Solutions -- Analysis of Algorithms, part 1, CS 288, May 7, 2007

Solutions -- Analysis of Algorithms, part 1, CS 288,
May 7, 2007

1. &Theta(n^{lg 7})
2. &Theta(log² n)
3. &Theta(n log² n)
4. O(1)
5. O(1)
6. &Theta(log n). Asymptotic analysis is not particularly relevant here since once the minimal degree reaches a certain size, the height of a B-tree will be quite small (well under 10) for any likely value of n. Also, height computations are important largely to find the cost of search and insertion, but for B-trees, comparing two keys within the same node has a dramatically different cost in practice than comparing a key with a key from another node, which must be fetched from external memory.
1. In both cases, the worst-case time complexity is Θ(n log n).
2. Although n points would be sufficient to represent each factor, n points would be insufficient to represent the product.
3. Horner's rule has time complexity Θ(n), so using it n times on n independent problems would take time Θ(n²). The resulting algorithm would then take time Ω(n²), which cannot lead to an improvement over the multiplication algorithm for a coefficient-based representation. A similiar objection applies regarding the time required for interpolation.
4. If nth roots of 1 are used, the evaluations and interpolations are not independent. In particular, they can be formulated in terms of shared subproblems, so that a divide-and-conquer strategy makes multiplication using the Fast Fourier transform to change representations work faster asymptotically than multiplication in a coefficient-based representation.
1. The first seven tasks are scheduled in the respective slots 4, 2, 3, 1, 7, 6, 5. The last task cannot be scheduled.
2. The scheduling of task i requires inspecting i slots. So scheduling n tasks requires inspecting Θ(n²) slots, and thus Θ(n²) time.

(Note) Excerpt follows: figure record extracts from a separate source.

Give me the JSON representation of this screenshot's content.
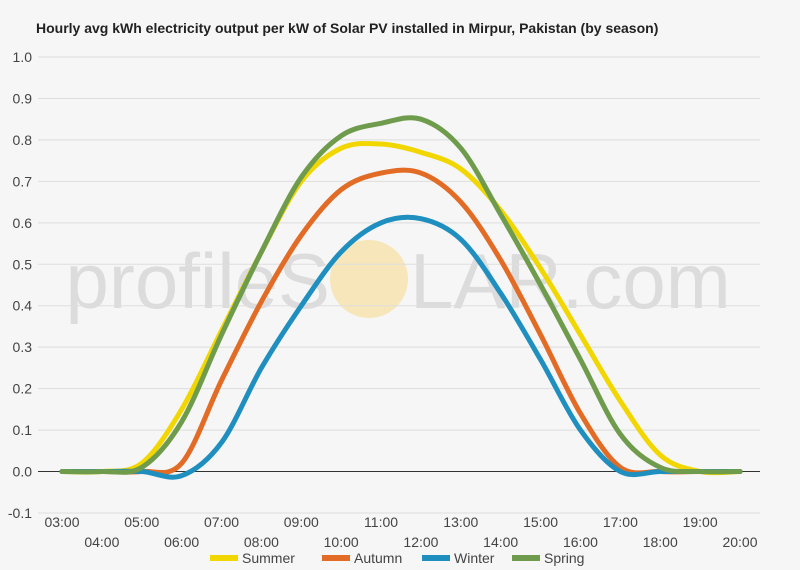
{
  "watermark": {
    "left": "profileS",
    "right": "LAR.com",
    "sun_color": "#f6e6b9"
  },
  "chart_data": {
    "type": "line",
    "title": "Hourly avg kWh electricity output per kW of Solar PV installed in Mirpur, Pakistan (by season)",
    "xlabel": "",
    "ylabel": "",
    "x": [
      "03:00",
      "04:00",
      "05:00",
      "06:00",
      "07:00",
      "08:00",
      "09:00",
      "10:00",
      "11:00",
      "12:00",
      "13:00",
      "14:00",
      "15:00",
      "16:00",
      "17:00",
      "18:00",
      "19:00",
      "20:00"
    ],
    "x_label_row": [
      0,
      1,
      0,
      1,
      0,
      1,
      0,
      1,
      0,
      1,
      0,
      1,
      0,
      1,
      0,
      1,
      0,
      1
    ],
    "ylim": [
      -0.1,
      1.0
    ],
    "yticks": [
      "1.0",
      "0.9",
      "0.8",
      "0.7",
      "0.6",
      "0.5",
      "0.4",
      "0.3",
      "0.2",
      "0.1",
      "0.0",
      "-0.1"
    ],
    "grid": true,
    "legend_position": "bottom",
    "series": [
      {
        "name": "Summer",
        "color": "#f2d600",
        "values": [
          0.0,
          0.0,
          0.02,
          0.15,
          0.34,
          0.53,
          0.7,
          0.78,
          0.79,
          0.77,
          0.73,
          0.63,
          0.49,
          0.33,
          0.17,
          0.04,
          0.0,
          0.0
        ]
      },
      {
        "name": "Autumn",
        "color": "#e26b25",
        "values": [
          0.0,
          0.0,
          0.0,
          0.02,
          0.22,
          0.41,
          0.57,
          0.68,
          0.72,
          0.72,
          0.65,
          0.51,
          0.33,
          0.14,
          0.01,
          0.0,
          0.0,
          0.0
        ]
      },
      {
        "name": "Winter",
        "color": "#1f8fbf",
        "values": [
          0.0,
          0.0,
          0.0,
          -0.01,
          0.07,
          0.25,
          0.4,
          0.53,
          0.6,
          0.61,
          0.56,
          0.43,
          0.27,
          0.1,
          0.0,
          0.0,
          0.0,
          0.0
        ]
      },
      {
        "name": "Spring",
        "color": "#6f9c4c",
        "values": [
          0.0,
          0.0,
          0.01,
          0.12,
          0.33,
          0.53,
          0.71,
          0.81,
          0.84,
          0.85,
          0.78,
          0.62,
          0.45,
          0.27,
          0.09,
          0.01,
          0.0,
          0.0
        ]
      }
    ]
  }
}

Sorting can be done in time Θ(n log n), so the necessity of sorting would not change the time complexity of the overall scheduling algorithm.
3. The classes would be {0,1,2,3,4}, {5}, {6,7}, and {8}.
4. Here the scheduling would take time O(nα(n)), where α is the slow-growing function of Chapter 21 of Cormen et al. Since the cost of sorting is asymptoticallly larger than this, the overall cost of the algorithm would be Θ(n log n).
5. Since tasks with deadline d, and any equivalent deadline, would now have to be treated the same as a task with deadline s-1, so the arguments to UNION would be d and s-1 (or equivalently s and s-1, since s would be d's representative). Recall that UNION calls FIND-SET.
6. The union-find structure after completion of the scheduling of the tasks of part 1 is given below. Note that the nodes represent slots, and FIND-SET(x) returns the slot to which a task with deadline x can be assigned. In particular, if x is in a tree rooted at 0, then a task with deadline x can no longer be scheduled. Note that any representation would have to provide a way of determining which tasks cannot be scheduled.
  The calls to UNION would have respective arguments (assuming that its arguments are d and s-1) 4 and 3, 2 and 1, 4 and 2, 3 and 0, 7 and 6, 6 and 5, and 5 and 4.
  Here no path compression is assumed. If path compression is assumed, then it would only take place for the very last successful task assignment, with deadline 5, after which the node 4 and its parent 3 would point directly to 0.
```
          0          8
       /     \
      1       5   
     / \     / \
    2   3   7   6
        |
        4
```
Note that for the scheduling problem of Section 16.5 of Cormen et al, a greedy scheduling algorithm of the sort we are considering can be used; cf their Exercise 16-4.